Un articolo di Repubblica

Dorando diventa un fumetto

Dorando Pietri è diventato un fumetto. Le tavole – disegnate di Luca Ferrara con la colorazione in digitale a simulare un effetto acquerello – corredano la sceneggiatura di Antonio Recupero nel libro “Dorando Pietri. Una storia di cuore e di gambe” (Tunuè, 16,90 euro) che ruota intorno al concetto del fascino del secondo, nella convinzione che se l’atleta di Mandrio avesse vinto la medaglia d’oro alle Olimpiadi Londra forse non avrebbe mai ottenuto la gloria e la memoria che lo hanno accompagnato da più di un secolo a questa parte. Nelle pagine che interpretano la vita di Dorando, come racconta Francesco Fasiolo nell’articolo che compare oggi a pagina 49 di Repubblica, protagonista è la luce, “…quella della campagna intorno a Carpi dove Dorando correva con il fratello Ulpiano”; o il buio della severa aula dove la giuria decreta la sconfitta dell’atleta e dove i legali dell’americano Hayes sostengono che Dorando avesse assunto una pasticca di stricnina.
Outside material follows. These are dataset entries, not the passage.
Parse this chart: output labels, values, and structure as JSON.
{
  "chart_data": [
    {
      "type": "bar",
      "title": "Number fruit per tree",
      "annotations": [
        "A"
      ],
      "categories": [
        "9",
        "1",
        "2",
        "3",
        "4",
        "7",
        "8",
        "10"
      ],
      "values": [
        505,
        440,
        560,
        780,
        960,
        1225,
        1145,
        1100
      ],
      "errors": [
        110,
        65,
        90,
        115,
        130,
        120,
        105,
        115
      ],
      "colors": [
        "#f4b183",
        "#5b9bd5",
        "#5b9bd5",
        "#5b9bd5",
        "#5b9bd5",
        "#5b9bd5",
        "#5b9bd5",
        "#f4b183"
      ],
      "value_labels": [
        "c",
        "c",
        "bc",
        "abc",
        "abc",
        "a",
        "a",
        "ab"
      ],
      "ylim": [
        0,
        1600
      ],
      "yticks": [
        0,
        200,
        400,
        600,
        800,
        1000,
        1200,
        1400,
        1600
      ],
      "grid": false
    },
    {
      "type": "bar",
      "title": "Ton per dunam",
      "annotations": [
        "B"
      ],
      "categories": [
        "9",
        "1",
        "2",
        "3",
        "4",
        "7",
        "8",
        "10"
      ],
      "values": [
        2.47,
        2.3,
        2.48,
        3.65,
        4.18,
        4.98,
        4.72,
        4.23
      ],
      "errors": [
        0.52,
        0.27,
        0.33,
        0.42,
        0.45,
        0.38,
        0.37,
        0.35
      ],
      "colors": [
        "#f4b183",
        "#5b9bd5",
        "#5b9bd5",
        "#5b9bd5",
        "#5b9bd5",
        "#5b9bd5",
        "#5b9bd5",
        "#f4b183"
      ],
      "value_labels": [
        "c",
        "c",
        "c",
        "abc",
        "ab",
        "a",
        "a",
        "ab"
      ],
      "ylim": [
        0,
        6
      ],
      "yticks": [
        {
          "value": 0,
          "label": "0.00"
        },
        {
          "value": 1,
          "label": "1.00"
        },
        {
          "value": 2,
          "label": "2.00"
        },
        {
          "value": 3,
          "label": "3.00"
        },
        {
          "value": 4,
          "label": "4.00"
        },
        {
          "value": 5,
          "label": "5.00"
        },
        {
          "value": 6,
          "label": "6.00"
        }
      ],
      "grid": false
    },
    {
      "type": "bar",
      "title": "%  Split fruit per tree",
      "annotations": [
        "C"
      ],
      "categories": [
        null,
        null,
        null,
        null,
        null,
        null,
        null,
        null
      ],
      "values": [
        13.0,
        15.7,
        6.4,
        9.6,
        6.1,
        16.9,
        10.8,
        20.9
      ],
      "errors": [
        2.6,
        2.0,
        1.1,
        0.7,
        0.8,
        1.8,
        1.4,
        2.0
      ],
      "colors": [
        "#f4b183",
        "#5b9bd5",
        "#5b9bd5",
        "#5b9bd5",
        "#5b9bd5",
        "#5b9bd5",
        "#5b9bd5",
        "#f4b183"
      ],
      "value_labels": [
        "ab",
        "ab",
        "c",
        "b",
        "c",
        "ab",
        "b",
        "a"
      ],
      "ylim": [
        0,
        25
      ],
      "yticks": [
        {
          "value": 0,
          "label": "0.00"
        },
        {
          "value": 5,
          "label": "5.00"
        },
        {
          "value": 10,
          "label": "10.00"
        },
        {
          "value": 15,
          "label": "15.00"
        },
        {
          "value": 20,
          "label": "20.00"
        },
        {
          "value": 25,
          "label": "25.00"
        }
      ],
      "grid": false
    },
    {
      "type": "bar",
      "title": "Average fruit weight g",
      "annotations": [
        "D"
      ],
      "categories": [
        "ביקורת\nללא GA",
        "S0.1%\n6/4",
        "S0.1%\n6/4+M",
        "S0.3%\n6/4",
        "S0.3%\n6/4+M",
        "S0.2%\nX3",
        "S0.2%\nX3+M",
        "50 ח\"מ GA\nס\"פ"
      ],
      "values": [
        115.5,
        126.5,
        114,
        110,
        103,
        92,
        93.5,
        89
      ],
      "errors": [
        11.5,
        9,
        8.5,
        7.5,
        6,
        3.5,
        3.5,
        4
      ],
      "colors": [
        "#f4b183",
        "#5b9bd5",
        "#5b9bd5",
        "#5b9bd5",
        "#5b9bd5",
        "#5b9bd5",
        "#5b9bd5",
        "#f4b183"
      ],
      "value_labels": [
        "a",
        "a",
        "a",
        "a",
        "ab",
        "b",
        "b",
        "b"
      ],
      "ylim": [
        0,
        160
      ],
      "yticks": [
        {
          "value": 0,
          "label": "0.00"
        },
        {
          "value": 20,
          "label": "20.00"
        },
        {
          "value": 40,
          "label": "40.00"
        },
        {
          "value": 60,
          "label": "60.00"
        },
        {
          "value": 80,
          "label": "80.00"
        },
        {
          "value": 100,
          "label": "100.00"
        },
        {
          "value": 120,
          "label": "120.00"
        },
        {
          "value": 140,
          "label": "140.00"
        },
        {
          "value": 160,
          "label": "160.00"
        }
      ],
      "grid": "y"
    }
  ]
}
La sceneggiatura dà conto di questa presa di posizione sulla quale si sono sempre attestati i commentatori anglosassoni, mentre le fonti italiane l’hanno sempre respinta. La narrazione propende per la sostanziale incompatibilità fra l’utilizzo di questa sostanza e la personalità di Pietri. E sempre nella sceneggiatura c’è spazio per sir Arthur Conan Doyle, il creatore di Sherlock Holmes, che fu fra i più accesi sostenitori dell’atleta italiano.

 

Non è la prima volta, spiega Fasiolo nell’articolo, che Dorando compare in un fumetto: è accaduto in un album di Topolino nell’avventura “Londra 2012. Caccia all’oro” in cui si vede Dorando presentarsi a Pippo con queste parole che, annota l’autore del pezzo, potrebbero essere la sintesi della sua vita: “Dorando Pietri, maratoneta autodidatta”.